Having as much information at your disposal when starting a boutique is going to give you the greatest chance for success. Below are a couple tools you can implement to gather some valuable insight.
First things first – understand style in your neighborhood
Whether you’re setting up locally or online, it’s important to identify the demographics in your hood.
Facebook audience insights is a great tool for this.

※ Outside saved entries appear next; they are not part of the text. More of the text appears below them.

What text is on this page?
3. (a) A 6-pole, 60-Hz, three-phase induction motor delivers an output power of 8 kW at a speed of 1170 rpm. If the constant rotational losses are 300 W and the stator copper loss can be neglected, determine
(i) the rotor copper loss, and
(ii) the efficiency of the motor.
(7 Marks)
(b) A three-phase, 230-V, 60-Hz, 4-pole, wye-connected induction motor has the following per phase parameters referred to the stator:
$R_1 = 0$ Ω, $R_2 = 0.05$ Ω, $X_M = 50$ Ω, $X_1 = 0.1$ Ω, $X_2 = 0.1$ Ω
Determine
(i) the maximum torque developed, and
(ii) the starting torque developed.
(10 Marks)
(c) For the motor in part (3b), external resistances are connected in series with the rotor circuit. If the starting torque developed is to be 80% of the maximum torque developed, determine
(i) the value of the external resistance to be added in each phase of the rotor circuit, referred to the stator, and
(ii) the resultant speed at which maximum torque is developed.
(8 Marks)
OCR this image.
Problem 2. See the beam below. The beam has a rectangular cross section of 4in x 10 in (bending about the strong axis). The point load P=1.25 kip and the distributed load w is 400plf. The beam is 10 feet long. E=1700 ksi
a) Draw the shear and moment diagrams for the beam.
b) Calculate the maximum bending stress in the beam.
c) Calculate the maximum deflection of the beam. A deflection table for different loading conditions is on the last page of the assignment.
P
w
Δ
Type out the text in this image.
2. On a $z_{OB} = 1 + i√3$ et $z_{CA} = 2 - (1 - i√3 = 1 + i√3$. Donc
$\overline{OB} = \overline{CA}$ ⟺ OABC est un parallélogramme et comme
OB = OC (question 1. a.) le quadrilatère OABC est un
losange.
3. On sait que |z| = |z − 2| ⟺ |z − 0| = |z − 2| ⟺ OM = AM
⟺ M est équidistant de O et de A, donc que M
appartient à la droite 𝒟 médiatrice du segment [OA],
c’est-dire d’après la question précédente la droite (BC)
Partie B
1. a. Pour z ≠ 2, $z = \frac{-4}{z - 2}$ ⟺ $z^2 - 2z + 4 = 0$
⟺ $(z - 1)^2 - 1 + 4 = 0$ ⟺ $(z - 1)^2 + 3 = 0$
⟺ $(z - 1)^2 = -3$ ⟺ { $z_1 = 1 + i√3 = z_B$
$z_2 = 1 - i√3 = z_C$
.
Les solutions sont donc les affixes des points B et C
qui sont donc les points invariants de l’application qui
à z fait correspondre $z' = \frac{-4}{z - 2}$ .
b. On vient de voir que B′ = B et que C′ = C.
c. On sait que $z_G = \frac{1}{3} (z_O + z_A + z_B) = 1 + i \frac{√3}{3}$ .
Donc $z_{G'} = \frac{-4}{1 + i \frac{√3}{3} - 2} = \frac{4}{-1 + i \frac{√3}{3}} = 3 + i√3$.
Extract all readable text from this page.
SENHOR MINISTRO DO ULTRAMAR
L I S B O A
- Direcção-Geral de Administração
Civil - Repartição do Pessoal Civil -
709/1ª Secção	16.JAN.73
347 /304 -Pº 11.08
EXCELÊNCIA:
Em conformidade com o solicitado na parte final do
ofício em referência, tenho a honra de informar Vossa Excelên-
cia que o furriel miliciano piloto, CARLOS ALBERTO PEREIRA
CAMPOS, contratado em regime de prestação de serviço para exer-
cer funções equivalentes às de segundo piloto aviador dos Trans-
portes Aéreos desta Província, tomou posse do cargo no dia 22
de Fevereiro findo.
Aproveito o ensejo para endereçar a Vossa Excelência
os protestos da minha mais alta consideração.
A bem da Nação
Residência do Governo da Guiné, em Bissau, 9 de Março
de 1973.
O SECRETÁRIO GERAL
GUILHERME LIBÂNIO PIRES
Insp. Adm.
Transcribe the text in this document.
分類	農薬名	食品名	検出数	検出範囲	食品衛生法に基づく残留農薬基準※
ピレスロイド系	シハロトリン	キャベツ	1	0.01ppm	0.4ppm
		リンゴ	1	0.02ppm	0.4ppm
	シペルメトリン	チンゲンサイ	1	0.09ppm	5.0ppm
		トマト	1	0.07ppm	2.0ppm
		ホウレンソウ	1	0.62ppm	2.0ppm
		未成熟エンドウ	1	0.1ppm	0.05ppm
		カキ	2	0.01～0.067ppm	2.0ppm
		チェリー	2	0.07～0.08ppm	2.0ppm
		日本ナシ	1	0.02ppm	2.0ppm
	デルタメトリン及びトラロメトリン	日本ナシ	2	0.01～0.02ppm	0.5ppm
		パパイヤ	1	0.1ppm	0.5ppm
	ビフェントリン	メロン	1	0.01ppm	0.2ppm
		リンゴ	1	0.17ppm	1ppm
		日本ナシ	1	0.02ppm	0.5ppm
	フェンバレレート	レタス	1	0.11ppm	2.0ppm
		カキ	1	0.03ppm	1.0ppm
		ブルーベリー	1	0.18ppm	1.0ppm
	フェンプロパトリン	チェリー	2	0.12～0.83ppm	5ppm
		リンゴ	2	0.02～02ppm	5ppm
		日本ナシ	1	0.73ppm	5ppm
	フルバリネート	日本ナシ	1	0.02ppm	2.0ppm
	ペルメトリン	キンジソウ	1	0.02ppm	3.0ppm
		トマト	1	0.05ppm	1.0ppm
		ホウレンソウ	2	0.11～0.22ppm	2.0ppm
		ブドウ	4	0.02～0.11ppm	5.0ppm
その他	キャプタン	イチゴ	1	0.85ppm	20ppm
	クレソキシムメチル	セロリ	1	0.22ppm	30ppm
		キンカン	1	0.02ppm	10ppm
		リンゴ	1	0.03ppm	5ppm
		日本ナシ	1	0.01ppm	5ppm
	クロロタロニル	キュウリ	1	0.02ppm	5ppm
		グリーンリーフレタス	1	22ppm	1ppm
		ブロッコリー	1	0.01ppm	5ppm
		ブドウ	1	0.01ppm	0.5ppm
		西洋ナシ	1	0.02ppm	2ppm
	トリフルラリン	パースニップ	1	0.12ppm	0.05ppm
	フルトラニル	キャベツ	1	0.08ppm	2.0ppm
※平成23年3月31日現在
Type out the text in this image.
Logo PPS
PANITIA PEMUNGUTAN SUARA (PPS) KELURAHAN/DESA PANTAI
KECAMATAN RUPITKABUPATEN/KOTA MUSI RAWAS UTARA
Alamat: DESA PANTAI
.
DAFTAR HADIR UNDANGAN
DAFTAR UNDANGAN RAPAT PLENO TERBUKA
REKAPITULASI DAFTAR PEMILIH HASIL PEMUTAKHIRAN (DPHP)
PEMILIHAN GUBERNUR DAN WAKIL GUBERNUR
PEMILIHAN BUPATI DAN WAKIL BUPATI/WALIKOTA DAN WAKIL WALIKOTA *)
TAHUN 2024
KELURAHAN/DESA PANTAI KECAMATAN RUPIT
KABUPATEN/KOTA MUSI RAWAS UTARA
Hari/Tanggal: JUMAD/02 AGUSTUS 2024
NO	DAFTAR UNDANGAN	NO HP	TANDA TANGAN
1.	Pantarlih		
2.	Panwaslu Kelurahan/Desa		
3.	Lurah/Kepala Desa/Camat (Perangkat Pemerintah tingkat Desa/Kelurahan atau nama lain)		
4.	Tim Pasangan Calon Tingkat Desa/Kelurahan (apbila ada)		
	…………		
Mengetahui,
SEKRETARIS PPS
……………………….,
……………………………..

You can get detailed statistics on areas as specific as zip codes and narrow it down by age, gender etc.
For example, if you want open up shop in Manhattan, then you’ll notice that women between 25–34 in that area are mostly single and have a college degree.
Understanding your demographic will also help you identify the style of clothing that will best fit your audience AND be profitable.
Finding wholesalers for the right styles
Wholesalers doesn’t necessarily mean “cheap.” Let me make that clear.
There are two things that everyone needs to consider.
Price vs. quality. Unfortunately, the two don’t normally go hand-in-hand.
If price is your unique selling proposition, then you can try sites likeand .
Alternatively, you can make a trip out to LA and try the fashion district there. Some stores like Satin Lined Caps makes their clothing locally.
Naturally, buying domestically will be more expensive, but you get an idea for the quality, styles and can begin a relationship with future business partners.
But I have to go overseas…there is no margin otherwise
The two obvious choices for wholesale clothing cheap is Bangkok and China.
I have personally purchased t-shirts from China via. Alibaba and wouldn’t recommend it to my worst enemy.
Perhaps it was the vendor I was dealing with, but import charges and shipping cost me an arm and a leg too.
If you want to buy overseas, you need to buy a TON of products to make it worth the trouble.
With that comes risk.
If you’re looking to do this long-term, then I highly recommend flying out to where your vendors are and to feel / wear the products yourself before ordering a container full.
Also, you’ll want to look into import laws, duties and tariffs. I’ve done quite a bit of import/export myself and the fees have to be accounted for.
On a final note, remember that “margin” is a two way street. There is cost + sale price.
You might be able to buy a shirt from China for $3 landed. But you’ll probably end up selling it for $8.
- Gross Margin: 62.50%
- Markup: 166.67%
- Gross Profit: $5.00
On the other hand, you can buy a shirt you can feel locally for double the price ($6), but you’ll end up selling it for $20.